The dataset used here, "gapminder_all_binary.csv", is based on a dataset used for the software carpentry lesson "Plotting and Programming in Python" (https://swcarpentry.github.io/python-novice-gapminder/). I made one alteration - I added a binary field, "Over 65", indicating whether the life expectency for a particular country in 2007 was over or under 65 (1 for yes, 0 for no). I use this field for examples where I train a random forest (among other tree-based regressions) to determine the threshold for when this field should map to 1 or 0 (because this is a contrived example where I specifically coded these values to a threshold of 65, we know in advance that the ML model should return not too far off that predetermined threshold).

Workbooks

  • Pyspark_continuous_regression.ipynb provides an example for predicting life expectancy based on GDP as a continuous variable (using linear regression and decision trees).

  • PySpark_binary_regression.ipynb uses a decision tree and a random forest to predict a binary value (whether the life expectency is above 65).
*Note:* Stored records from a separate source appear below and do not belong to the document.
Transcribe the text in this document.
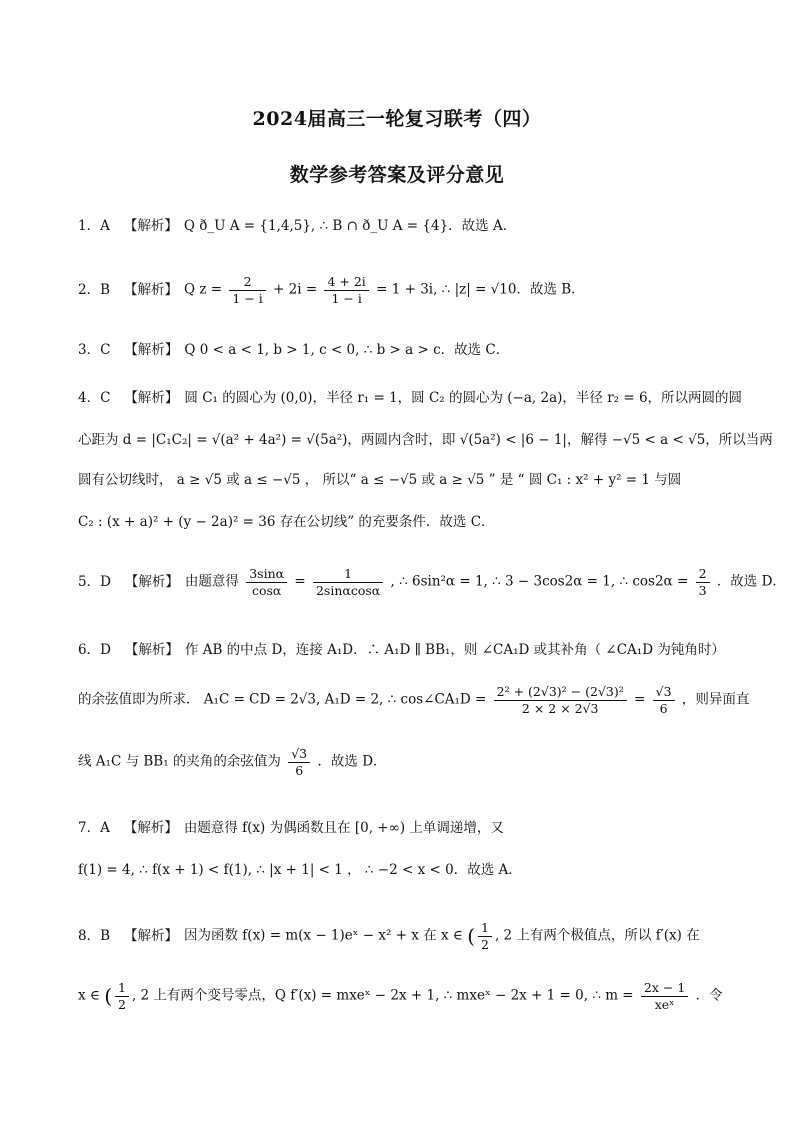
2024届高三一轮复习联考（四）
数学参考答案及评分意见
1．A 【解析】 Q ð_U A = {1,4,5}, ∴ B ∩ ð_U A = {4}．故选 A．
2．B 【解析】 Q $z = \frac{2}{1 - i} + 2i = \frac{4 + 2i}{1 - i} = 1 + 3i$, ∴ |z| = √10．故选 B．
3．C 【解析】 Q 0 < a < 1, b > 1, c < 0, ∴ b > a > c．故选 C．
4．C 【解析】 圆 C₁ 的圆心为 (0,0)，半径 r₁ = 1，圆 C₂ 的圆心为 (−a, 2a)，半径 r₂ = 6，所以两圆的圆
心距为 d = |C₁C₂| = √(a² + 4a²) = √(5a²)，两圆内含时，即 √(5a²) < |6 − 1|，解得 −√5 < a < √5，所以当两
圆有公切线时， a ≥ √5 或 a ≤ −√5 ， 所以“ a ≤ −√5 或 a ≥ √5 ” 是 “ 圆 C₁ : x² + y² = 1 与圆
C₂ : (x + a)² + (y − 2a)² = 36 存在公切线” 的充要条件．故选 C．
5．D 【解析】 由题意得 $\frac{3\sin\alpha}{\cos\alpha} = \frac{1}{2\sin\alpha\cos\alpha}$ , ∴ 6sin²α = 1, ∴ 3 − 3cos2α = 1, ∴ $\cos 2\alpha = \frac{2}{3}$ ．故选 D．
6．D 【解析】 作 AB 的中点 D，连接 A₁D．∴ A₁D ∥ BB₁，则 ∠CA₁D 或其补角（ ∠CA₁D 为钝角时）
的余弦值即为所求． A₁C = CD = 2√3, A₁D = 2, ∴ cos∠CA₁D = $\frac{\text{2² + (2√3)² − (2√3)²}}{2 \times 2 \times 2√3} = \frac{√3}{6}$ ，则异面直
线 A₁C 与 BB₁ 的夹角的余弦值为 $\frac{√3}{6}$ ．故选 D．
7．A 【解析】 由题意得 f(x) 为偶函数且在 [0, +∞) 上单调递增，又
f(1) = 4, ∴ f(x + 1) < f(1), ∴ |x + 1| < 1 ， ∴ −2 < x < 0．故选 A．
8．B 【解析】 因为函数 f(x) = m(x − 1)eˣ − x² + x 在 x ∈ ( $\frac{1}{2}$ , 2 上有两个极值点，所以 f′(x) 在
x ∈ ( $\frac{1}{2}$ , 2 上有两个变号零点，Q f′(x) = mxeˣ − 2x + 1, ∴ mxeˣ − 2x + 1 = 0, ∴ $m = \frac{2x - 1}{\text{xeˣ}}$ ．令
  • PySpark_CSV_SQL demonstrates how to run a SQL command on a dataframe created through a CSV import into a SQLContext.

  • PySpark_binary_regression_BP.ipynb uses PySpark tree based regression to predict the probabilty that a patient is coded as hypertensive based on systolic and diastolic blood pressure readings, along with some analysis and interpretation of the model.

  • Generate_Dummy_BP_Data.ipynb is a script to generate randomized bmi, systolic, and diastolic readings. These values are generated as uncorrelated variables uniformly distributed between a range. In other words, this dummy data doesn't reflect any of the real-world intricacies of blood pressure data.

  • Pyspark_scikit_learn_RF_binary_regression.ipynb is based on an example written by Hunter Mills at UCSF that uses scikit-learn in a PySpark3 kernel to find the threshold for systolic and/or diastolic blood pressure readings coded as hypertension. This approach allows you to use PySpark in a clustered environment for creating dataframes from SQL queries against a very large database, taking full advantage of the distributed environment. This example then switches to pandas and scikit-learn to build, fit, run, and access results on a random forest regression. This approach is useful when you need a spark cluster to filter and prepare data, but can switch to a single-node approach for training and running an ML model.